Wir spazieren trotzdem los und sehen nach kurzer Zeit ebenso gelb-orange gesprenkelt aus. Die Kamera wollen wir gar nicht auspacken. Der Himmel ist unheimlich und wirkt erdrückend und wir fühlen uns beim Spaziergehen leicht schwindlig.
Leider hat uns eine Regenfront erwischt und die Fahrt entlang der Küste nach Marbella macht nicht allzuviel Spaß, was sicher auch an der völlig zugebauten Küste liegt. Den historischen Stadtkern wollen wir uns dennoch anschauen, doch eine große Veranstaltung läßt die Parkplatzsuche scheitern und wir beschließen unser nächstes Ziel anzusteuern: Ronda
Die imposante "Puente Nuevo" aus dem 18. Jhdt. ist das Wahrzeichen der Stadt. Die über 100 Meter tiefe Schlucht teilt die hübsche Altstadt, die wir zu Fuß erkunden. Auch die Stierkampfarena besuchen wir, denn die Stadt gilt als eine der Wiegen des Stierkampfs und die Arena ist eine der ältesten des Landes.

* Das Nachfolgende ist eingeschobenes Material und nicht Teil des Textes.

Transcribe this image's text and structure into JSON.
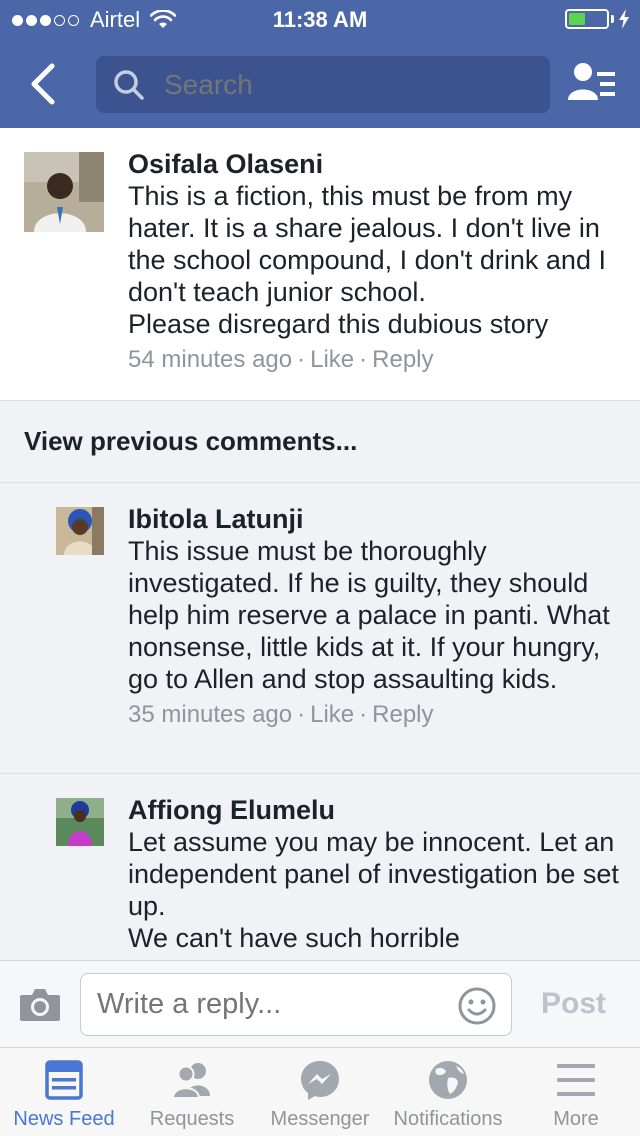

Ein weiteres Highlight der Region ist der legendäre "Königspfad", der Caminito del Rey durch die Schlucht "Desfiladero des los Gaitanes". Ursprünglich Anfang des 20. Jhdts. zur Versorgung zweier Wasserkraftwerke angelegt, führt der Pfad spektakulär entlang der bis zu 400 Meter hohen Felswände über dem Flußbett des Rio Guadalhorce. Der ursprüngliche Pfad konnte nur von erfahrenen Kletteren bezwungen werden und nach einer Reihe von Todesfällen erfolgte die Schließung, in 2014 die Restaurierung durch Spezialisten im Klettergeschirr quasi in Handarbeit, so daß der Wanderweg heute "nur" noch Schwindelfreiheit erfordert.
Mindestens genauso spektakulär führt die Eisenbahnstrecke durch die Schlucht, die schon Ende des 19. Jhdts. fertiggestellt wurde und die Minengebiete um Cordoba mit den Kohlefabriken bei Malaga verband.